The logo for this package did not attract any visual attention compared to competitor packs (red-shaded box, fig. 3). This failure to engage the consumer indicates disinterest in the brand, which was also seen in the branding portion of the research described earlier (fig. 1). “New & Improved” messaging was completely ignored suggesting this is wasted space. We did see that meaningful messaging and communications on the package (green boxes, fig. 3) did attract interest and generate engagement. Therefore, we suggested to our client that if “new & improved” messaging was required, that it should be combined with useful and meaningful information to engage the consumer. In fact, the messaging on the pack was so effective that it elicited an effect we call “stopping power” – the ability to attract and engage the consumer in the product immediately and effectively, drawing the consumer in. Therefore, we recommended to this client that they move such effective messaging closer to the logo in order to create a “branding moment,” that would quickly engage the consumer with stopping power messaging and associating the brand with that message. Additionally, the product visual was positively engaging. When product visuals are used on the package it is important to capitalize on this engagement with the consumer by ensuring that brand logos are clearly visible on the product.
Holistic and cohesive communications in packaging is important.

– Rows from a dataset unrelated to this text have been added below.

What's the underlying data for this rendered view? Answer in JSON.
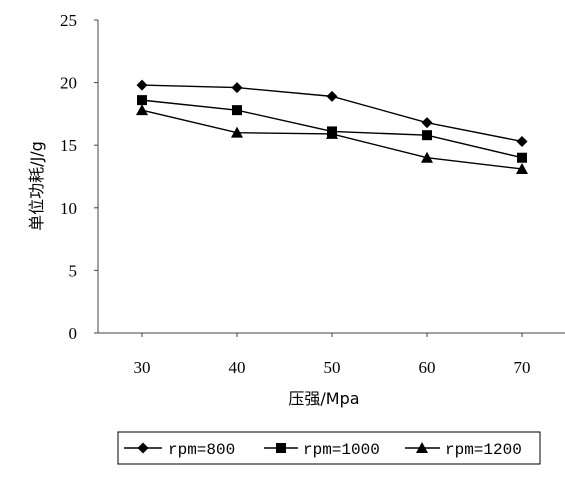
{
  "chart_data": {
    "type": "line",
    "title": "",
    "xlabel": "压强/Mpa",
    "ylabel": "单位功耗/J/g",
    "categories": [
      "30",
      "40",
      "50",
      "60",
      "70"
    ],
    "ylim": [
      0,
      25
    ],
    "yticks": [
      "0",
      "5",
      "10",
      "15",
      "20",
      "25"
    ],
    "grid": false,
    "legend_position": "bottom",
    "series": [
      {
        "name": "rpm=800",
        "marker": "diamond",
        "values": [
          19.8,
          19.6,
          18.9,
          16.8,
          15.3
        ]
      },
      {
        "name": "rpm=1000",
        "marker": "square",
        "values": [
          18.6,
          17.8,
          16.1,
          15.8,
          14.0
        ]
      },
      {
        "name": "rpm=1200",
        "marker": "triangle",
        "values": [
          17.8,
          16.0,
          15.9,
          14.0,
          13.1
        ]
      }
    ],
    "colors": {
      "line": "#000000",
      "axis": "#444444"
    }
  }
}
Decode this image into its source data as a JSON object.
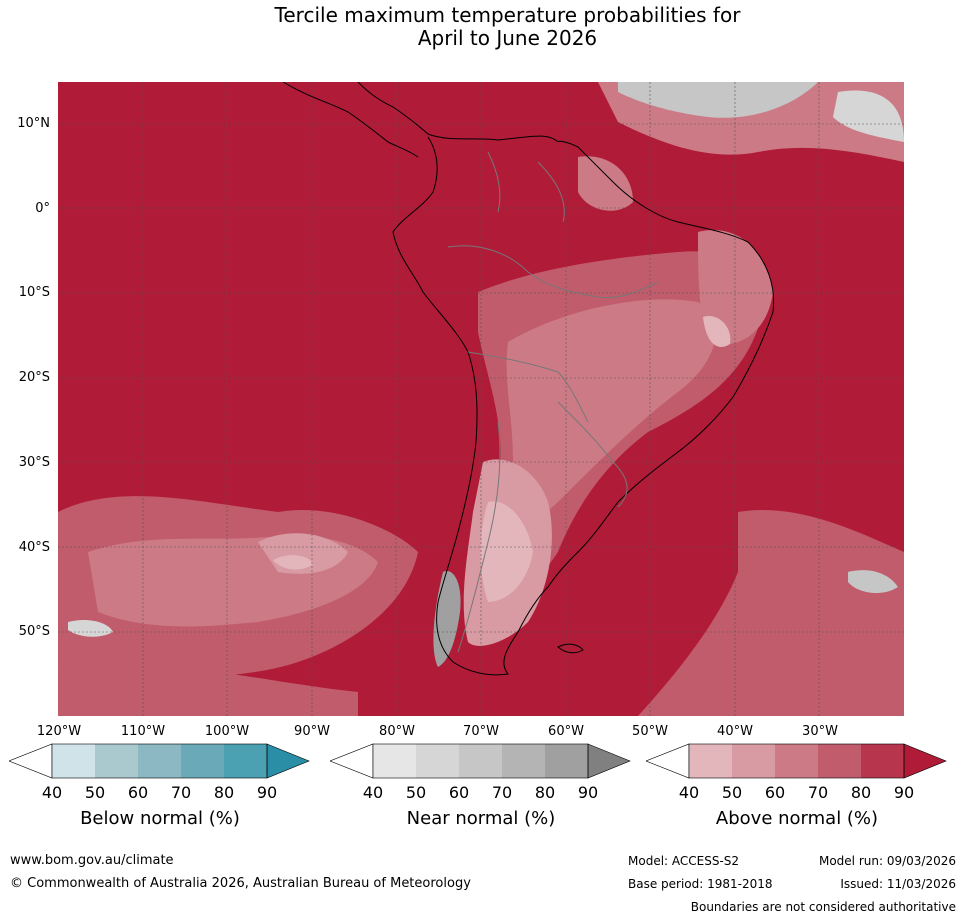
{
  "title": {
    "line1": "Tercile maximum temperature probabilities for",
    "line2": "April to June 2026"
  },
  "map": {
    "lat_labels": [
      "10°N",
      "0°",
      "10°S",
      "20°S",
      "30°S",
      "40°S",
      "50°S"
    ],
    "lon_labels": [
      "120°W",
      "110°W",
      "100°W",
      "90°W",
      "80°W",
      "70°W",
      "60°W",
      "50°W",
      "40°W",
      "30°W"
    ],
    "lat_range": [
      -60,
      15
    ],
    "lon_range": [
      -120,
      -20
    ]
  },
  "legends": [
    {
      "title": "Below normal (%)",
      "ticks": [
        "40",
        "50",
        "60",
        "70",
        "80",
        "90"
      ],
      "colors": [
        "#ffffff",
        "#cfe3e8",
        "#a9c9cf",
        "#8bb8c3",
        "#6aaab8",
        "#4ba1b2",
        "#2a8fa6"
      ]
    },
    {
      "title": "Near normal (%)",
      "ticks": [
        "40",
        "50",
        "60",
        "70",
        "80",
        "90"
      ],
      "colors": [
        "#ffffff",
        "#e6e6e6",
        "#d6d6d6",
        "#c6c6c6",
        "#b4b4b4",
        "#a0a0a0",
        "#808080"
      ]
    },
    {
      "title": "Above normal (%)",
      "ticks": [
        "40",
        "50",
        "60",
        "70",
        "80",
        "90"
      ],
      "colors": [
        "#ffffff",
        "#e3b6bc",
        "#d89aa3",
        "#cc7b86",
        "#c05c6b",
        "#b8364d",
        "#b01b38"
      ]
    }
  ],
  "footer": {
    "website": "www.bom.gov.au/climate",
    "copyright": "© Commonwealth of Australia 2026, Australian Bureau of Meteorology",
    "model": "Model: ACCESS-S2",
    "base_period": "Base period: 1981-2018",
    "model_run": "Model run: 09/03/2026",
    "issued": "Issued: 11/03/2026",
    "disclaimer": "Boundaries are not considered authoritative"
  }
}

Strong brand messaging and attractive packaging are key to enticing consumers to purchase products. It is important that the branding match the packaging and vice versa. However, if there is some disconnect between consumers and the brand, effective packaging can be used to bridge that gap. Therefore, it is important that key packaging elements (attributes) match the brand messaging and relate back to the brand (branding moments). But it is also important that those elements attract and positively engage the consumer (stopping power). Product consumer research examines how consumers perceive products holistically as well as by attributes. Understanding the impact of brand associations and packaging on consumers is key to winning at the shelf.
Real and thoughtful applied consumer neuroscience is about using the right combination of sensitive measures from psychology and neuroscience so we can understand the “why” of consumer behavior, something that can be extremely useful for making better products and packaging. In a larger viewpoint, it’s possible to see how understanding consumer needs for can help improve consumer communications.